I have a different idea of what constitutes a thunderstorm. To me, one or two rolls of thunder or flashes of lightning isn't a thunderstorm. I grew up in Iowa, which is right between two rivers. Iowa knows how to make thunderstorms; Iowa thunderstorms are the stuff of legends.

It all starts because of those two massive rivers, the Mississippi and the Missouri rivers. Iowa's air soaks up water that evaporates from those rivers and holds onto it like it'll never see water again, and holds onto that water for MONTHS. You can't *drown* in Iowa's air, I don't think, but it's a close thing.

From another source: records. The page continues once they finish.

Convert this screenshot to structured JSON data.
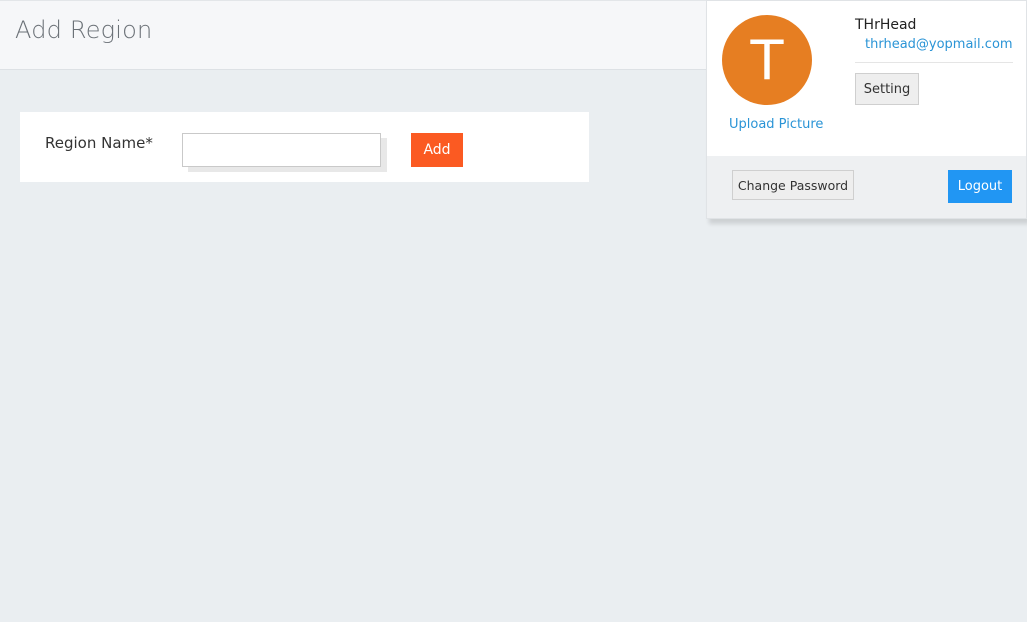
{
  "page": {
    "title": "Add Region"
  },
  "form": {
    "region_label": "Region Name*",
    "region_value": "",
    "region_placeholder": "",
    "add_label": "Add"
  },
  "profile": {
    "avatar_initial": "T",
    "upload_label": "Upload Picture",
    "name": "THrHead",
    "email": "thrhead@yopmail.com",
    "setting_label": "Setting",
    "change_password_label": "Change Password",
    "logout_label": "Logout"
  },
  "colors": {
    "avatar": "#e67e22",
    "add_button": "#fb5a22",
    "logout_button": "#2196f3",
    "link": "#2a94d6"
  }
}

When Iowa's air finally gives up, when it can't hold onto the water any more (99.99% humidity, when you're practically swimming in the air), only then does it let all that water go... all at once. If the storm is in the daytime, you can go from sunbathing one minute to being right under a cloud so dark it blots out the sun entirely, and you think it's a moonless, starless night. Like, you go from sunny day to the darkest void of outer space in minutes.

Then there's a sound like the earth cracking open to unleash all the demons of Hell, only it's coming from above and sounds like it's an inch from your ear. Lightning makes it daylight again for a second or two at a time, every 30 seconds or so, and then all that water in the air comes down in like, an hour. At that point, you can kayak home. You can actually drown in an Iowa thunderstorm. Some of the slightly fiercer Iowa thunderstorms will actually suck you and everything around you off the ground, and deposit you in another county, assuming you survive. Iowa thunderstorms are so loud and primal that a tornado actually jumped right over our house once, when we lived in the country, and Mom was the only one who knew something wasn't normal.

I have actually seen a couple Portland "thunderstorms," and calling a Portland "storm" a "thunderstorm" is like slipping on a wet floor and calling it a 9.1 earthquake. Iowa's thunderstorms are so intense even Thor gets nervous around them. Calling a Portland storm a thunderstorm is - to me - like calling a very small hill a mountain. I would feel honored to die in an Iowa thunderstorm, it would be an epic way to die.

So yeah, I have high standards when it comes to thunderstorms.

Also, Iowa's pattern was to do exactly as I described every month or three. It never rained in Iowa unless it was one of those epic fucking thunderstorms. You wanted it to rain, you were asking for the mother of all storms to visit. The Hawaiians have Pele. Iowa has the thunderstorm version of Pele. I'm gonna call Her Pluvia Mortem.